DataDrivenNYC: making #BigData and #SmartData easier
Posted on March 18th, 2015
03/17/2015 @Bloomberg, 731 Lexington Ave. 7th Floor, New York, NY
The four presenters were
- Paul Dix, CEO of InfluxDB (open-source, distributed, time series database)
- Ben Medlock, Co-Founder and CTO of SwiftKey (smart prediction technology for easier mobile typing)
- Ion Stoica, CEO of Databricks (hosted Big Data service, founded by the creators of Apache Spark)
- Ryan Smith, Founder and CEO of Qualtrics(leading provider of online survey software for data driven decisions)
Paul Dix @influxDB first talked about why time series data, such as sensor data, dev ops and financial time series, are best held in a database especially designed for such data. The main argument is that a general data bases can handle time series data, but don’t scale as well as a specialized database. As the data grows in generic databases, the user either faces slower queries or is limited to the analysis of summary data. The alternative is to greatly increase the complexity of the supporting code to run the infrastructure.
InfluxDB provides the needed specialized infrastructure. The interface is a SQL-like query language which returns JSON format results. The database handles regular and irregular time series. It also allows you to write queries to determine the structure of the data.
InfluxDB is written in Go and unlike KDB is open source (as opposed to just being free).
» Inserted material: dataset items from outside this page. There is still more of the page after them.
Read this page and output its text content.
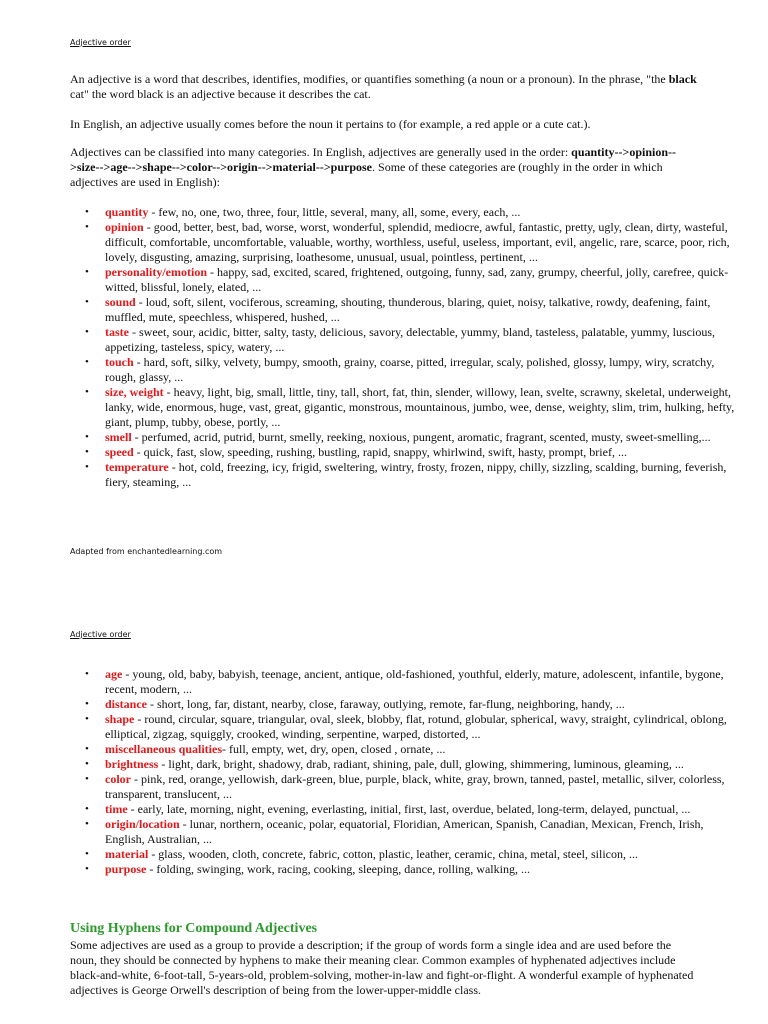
Adjective order
An adjective is a word that describes, identifies, modifies, or quantifies something (a noun or a pronoun). In the phrase, "the black cat" the word black is an adjective because it describes the cat.
In English, an adjective usually comes before the noun it pertains to (for example, a red apple or a cute cat.).
Adjectives can be classified into many categories. In English, adjectives are generally used in the order: quantity-->opinion-->size-->age-->shape-->color-->origin-->material-->purpose. Some of these categories are (roughly in the order in which adjectives are used in English):
• quantity - few, no, one, two, three, four, little, several, many, all, some, every, each, ...
• opinion - good, better, best, bad, worse, worst, wonderful, splendid, mediocre, awful, fantastic, pretty, ugly, clean, dirty, wasteful, difficult, comfortable, uncomfortable, valuable, worthy, worthless, useful, useless, important, evil, angelic, rare, scarce, poor, rich, lovely, disgusting, amazing, surprising, loathesome, unusual, usual, pointless, pertinent, ...
• personality/emotion - happy, sad, excited, scared, frightened, outgoing, funny, sad, zany, grumpy, cheerful, jolly, carefree, quick-witted, blissful, lonely, elated, ...
• sound - loud, soft, silent, vociferous, screaming, shouting, thunderous, blaring, quiet, noisy, talkative, rowdy, deafening, faint, muffled, mute, speechless, whispered, hushed, ...
• taste - sweet, sour, acidic, bitter, salty, tasty, delicious, savory, delectable, yummy, bland, tasteless, palatable, yummy, luscious, appetizing, tasteless, spicy, watery, ...
• touch - hard, soft, silky, velvety, bumpy, smooth, grainy, coarse, pitted, irregular, scaly, polished, glossy, lumpy, wiry, scratchy, rough, glassy, ...
• size, weight - heavy, light, big, small, little, tiny, tall, short, fat, thin, slender, willowy, lean, svelte, scrawny, skeletal, underweight, lanky, wide, enormous, huge, vast, great, gigantic, monstrous, mountainous, jumbo, wee, dense, weighty, slim, trim, hulking, hefty, giant, plump, tubby, obese, portly, ...
• smell - perfumed, acrid, putrid, burnt, smelly, reeking, noxious, pungent, aromatic, fragrant, scented, musty, sweet-smelling,...
• speed - quick, fast, slow, speeding, rushing, bustling, rapid, snappy, whirlwind, swift, hasty, prompt, brief, ...
• temperature - hot, cold, freezing, icy, frigid, sweltering, wintry, frosty, frozen, nippy, chilly, sizzling, scalding, burning, feverish, fiery, steaming, ...
Adapted from enchantedlearning.com
Adjective order
• age - young, old, baby, babyish, teenage, ancient, antique, old-fashioned, youthful, elderly, mature, adolescent, infantile, bygone, recent, modern, ...
• distance - short, long, far, distant, nearby, close, faraway, outlying, remote, far-flung, neighboring, handy, ...
• shape - round, circular, square, triangular, oval, sleek, blobby, flat, rotund, globular, spherical, wavy, straight, cylindrical, oblong, elliptical, zigzag, squiggly, crooked, winding, serpentine, warped, distorted, ...
• miscellaneous qualities- full, empty, wet, dry, open, closed , ornate, ...
• brightness - light, dark, bright, shadowy, drab, radiant, shining, pale, dull, glowing, shimmering, luminous, gleaming, ...
• color - pink, red, orange, yellowish, dark-green, blue, purple, black, white, gray, brown, tanned, pastel, metallic, silver, colorless, transparent, translucent, ...
• time - early, late, morning, night, evening, everlasting, initial, first, last, overdue, belated, long-term, delayed, punctual, ...
• origin/location - lunar, northern, oceanic, polar, equatorial, Floridian, American, Spanish, Canadian, Mexican, French, Irish, English, Australian, ...
• material - glass, wooden, cloth, concrete, fabric, cotton, plastic, leather, ceramic, china, metal, steel, silicon, ...
• purpose - folding, swinging, work, racing, cooking, sleeping, dance, rolling, walking, ...
Using Hyphens for Compound Adjectives
Some adjectives are used as a group to provide a description; if the group of words form a single idea and are used before the noun, they should be connected by hyphens to make their meaning clear. Common examples of hyphenated adjectives include black-and-white, 6-foot-tall, 5-years-old, problem-solving, mother-in-law and fight-or-flight. A wonderful example of hyphenated adjectives is George Orwell's description of being from the lower-upper-middle class.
Next, Ben Medlock @SwiftKey talked about how Swiftkey built the world’s smartest keyboard which is used on many smartphones and tablets. The goal is to improve the accuracy of keyboarding by using AI. Ben split the processes into three categories:
- context – next word prediction, language detection
- input – error correction using the proximity of keys on the keyboard
- prior knowledge
Language detection and next word prediction were originally based on a one-trillion-word, multi-language database. Swiftkey created several independent models of word distribution which are amalgamated to create a set of best guesses for the next word.
The keyboard model is based on the probability that a neighboring key is struck in error. Over time, the parameters of the Gaussian distribution of errors around each key becomes unique to each user.
Ben also talked about the need to place a profanity/obscenity filter on the vocabulary and how Swiftkey had recently built the new interface for Stephen Hawking’s speech generation tool. He also noted that his original work was on spam filtering software.
Next, Ion Stoica @databricks was interviewed by Matt Turck. Ion talked about how his initial work on distributing video over the internet at @Conviva lead to his search for real-time analysis tools for #BigData. In 2007 Hadoop had just come out, but it was a batch process and therefore not suitable for real-time work. He felt that Hadoop set a standard for handling storage and resources, but the computation layer could be improved. From this, Spark was developed. Spark brings the following advantages to the analysis of very large databases:
- Faster – optimized in-memory processing –
- Easy to use API – easier to write applications – has 100 operators beyond just map and reduce
- Unified platform – support streaming, interactive, query processing, graph based computation
Furthermore, analysis of streaming data can be done using a sequence of micro-batch jobs
Spark also provides out-of-the-box fault tolerance from the microbatch framework with minimum latencies in the hundredths of seconds. (But it’s architecture makes it hard to get the single-digit millisecond latency needed by certain applications such as high frequency trading).
Databricks is a cloud-based service built on top of Spark which adds cluster management tools, organization of work spaces, and dashboards.
Lastly, Ryan Smith @Qualtrics was interviewed by Matt Turck. Qualtrics recently was valued in excess of $1B and was started in Provo Utah by Ryan and his father. The goal was to make experimental design as easy as possible.
Initially the product was marketed to academics. As the students moved to the work force, they introduced their companies to the tool. The low-cost model was originally used to entice academic usage, but has proven important as middle level corporate users in research could easily budget for it and spread its use.
Ryan talked about how their product fits well in the current business models which stress customer feedback, empowerment of middle level corporate users to use new technology, and the search for efficient ways to analyze data with fewer analysts.
He also talked about how Qualtrics is building a ecosystem consisting of new ways to use their questionnaires and better ways to analyze and present results.